« Le réchauffement climatique renforce la puissance des typhons »

mercredi 10 décembre 2014.
Source : Le Monde
 

Comment et pourquoi s’est formé le typhon des Philippines ? Réponse avec Fabrice Chauvin, chercheur au Centre national de recherches météorologiques et spécialiste des cyclones.

Audrey Garric – Comment se forment les typhons ?

Fabrice Chauvin : Les cyclones, qualifiés de typhons dans le Pacifique et d’ouragans dans l’Atlantique, sont des perturbations à circulation tourbillonnaire, qui prennent forme dans les océans des régions tropicales quand plusieurs conditions sont réunies. Il faut tout d’abord que la température de la surface de la mer soit élevée, c’est-à-dire en général supérieure à 26° C sur au moins 50 mètres de profondeur.

Ensuite, l’atmosphère doit être instable pour favoriser les phénomènes de convection : un courant d’air ascendant se met en place, soulevant des particules des basses couches de l’atmosphère pour les redistribuer en haute altitude, jusqu’au sommet de la troposphère (15 km d’altitude). En condensant, ces particules provoquent des pluies. Cette ascendance entraîne par ailleurs une baisse de pression en bas, vers la surface de la mer.

Les vents doivent par ailleurs être relativement homogènes de la surface de la mer jusqu’aux sommets nuageux pour permettre au cyclone de se structurer et se renforcer. Les phénomènes de cisaillement vertical des vents (différences d’intensité selon l’altitude) sont au contraire des inhibiteurs de cyclones.

Enfin, l’élément déclencheur est un phénomène de tourbillon de la masse d’air, sous l’effet, entre autres, de la force de Coriolis. Elle tourne dans le sens des aiguilles d’une montre dans l’hémisphère sud et dans le sens inverse dans l’hémisphère nord.

Comment se classent-ils et quelle est leur fréquence ?

Quand les vents les plus soutenus ne dépassent pas 63 km/h (17 m/s), on parle de dépression tropicale. Elles sont numérotées, à partir de la première de l’année. Les vents étant faibles, les risques seront induits essentiellement par les pluies fortes, voire intenses.

Entre 63 et 117 km/h (33 m/s), on parle de tempête tropicale. On lui attribue un prénom. Si les pluies sont toujours à craindre, les vents commencent eux aussi à faire des dégâts, et avec eux la mer devient dangereuse. On compte en moyenne 80 systèmes de tempêtes par an, selon les variations d’El Niño et de La Niña, qui entraînent des anomalies de températures dans les océans.

Si les vents dépassent ce seuil de 117 km/h, c’est alors un typhon ou un ouragan, qui provoquent de très nombreux dégâts. Ils sont classés dans 5 catégories sur l’échelle de Saffir-Simpson, en fonction de la force de leurs vents.

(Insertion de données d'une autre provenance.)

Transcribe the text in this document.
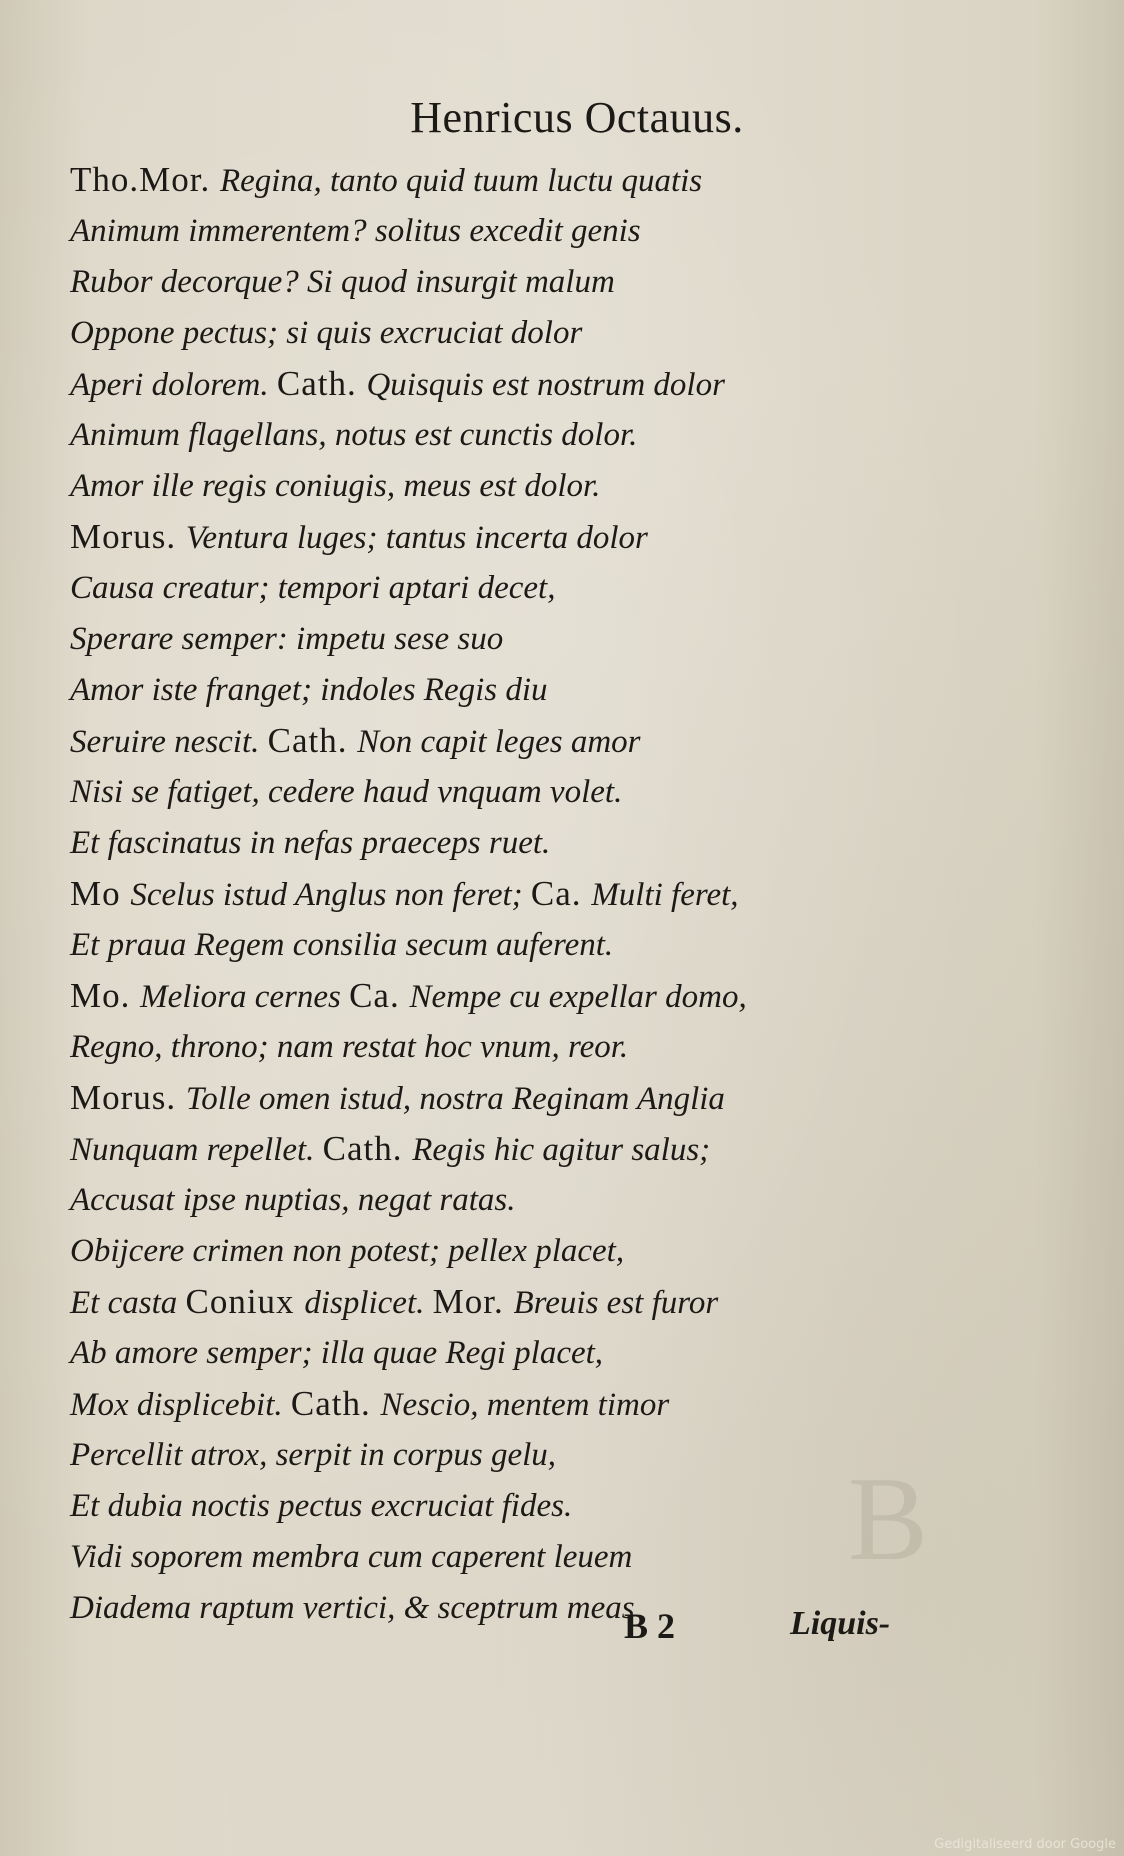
B
Henricus Octauus.
Tho.Mor. Regina, tanto quid tuum luctu quatis
Animum immerentem? solitus excedit genis
Rubor decorque? Si quod insurgit malum
Oppone pectus; si quis excruciat dolor
Aperi dolorem. Cath. Quisquis est nostrum dolor
Animum flagellans, notus est cunctis dolor.
Amor ille regis coniugis, meus est dolor.
Morus. Ventura luges; tantus incerta dolor
Causa creatur; tempori aptari decet,
Sperare semper: impetu sese suo
Amor iste franget; indoles Regis diu
Seruire nescit. Cath. Non capit leges amor
Nisi se fatiget, cedere haud vnquam volet.
Et fascinatus in nefas praeceps ruet.
Mo Scelus istud Anglus non feret; Ca. Multi feret,
Et praua Regem consilia secum auferent.
Mo. Meliora cernes Ca. Nempe cu expellar domo,
Regno, throno; nam restat hoc vnum, reor.
Morus. Tolle omen istud, nostra Reginam Anglia
Nunquam repellet. Cath. Regis hic agitur salus;
Accusat ipse nuptias, negat ratas.
Obijcere crimen non potest; pellex placet,
Et casta Coniux displicet. Mor. Breuis est furor
Ab amore semper; illa quae Regi placet,
Mox displicebit. Cath. Nescio, mentem timor
Percellit atrox, serpit in corpus gelu,
Et dubia noctis pectus excruciat fides.
Vidi soporem membra cum caperent leuem
Diadema raptum vertici, & sceptrum meas
B 2	Liquis-
Gedigitaliseerd door Google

On en dénombre environ 45 chaque année, essentiellement dans le nord-ouest du Pacifique (17 par an), les Caraïbes ou le sud de l’océan indien. Ils se forment surtout de juillet à octobre dans l’hémisphère nord et de novembre à mars dans l’hémisphère sud.

Pourquoi la région du sud-est de l’Asie est-elle particulièrement touchée par les typhons ?

Les typhons s’y forment plus facilement car le Pacifique est le plus grand bassin océanique. Ils peuvent ainsi se renforcer plus longuement grâce à l’humidité de la zone sans rencontrer de continent qui entraînerait une décroissance de leur force. Les eaux du Pacifique sont par ailleurs plus chaudes – elles peuvent atteindre jusqu’à 30°C – plus longtemps dans l’année.

Peut-on facilement les prévoir ?

Les cyclones étant des phénomènes thermodynamiques, leurs évolutions sont précisément suivies, grâce à des modèles météorologiques et aux observations satellites. On les repère dès la formation de la dépression et on les voit se transformer en tempête ou typhon. Le seul élément difficile à prévoir est leur trajectoire. Il faut alors prévoir des cônes de trajectoires qui déterminent des probabilités.

Quelles sont les conséquences du réchauffement climatique sur les cyclones ?

Il y a un consensus de la communauté scientifique pour observer une légère baisse du nombre de cyclones avec l’augmentation de la température du globe. Mais dans le même temps, on note une hausse des cyclones les plus intenses, qui s’explique notamment par l’augmentation des températures des océans et la montée du niveau des eaux. On va aller vers des phénomènes plus puissants, associés à des pluies plus intenses, d’environ 20 % supérieures.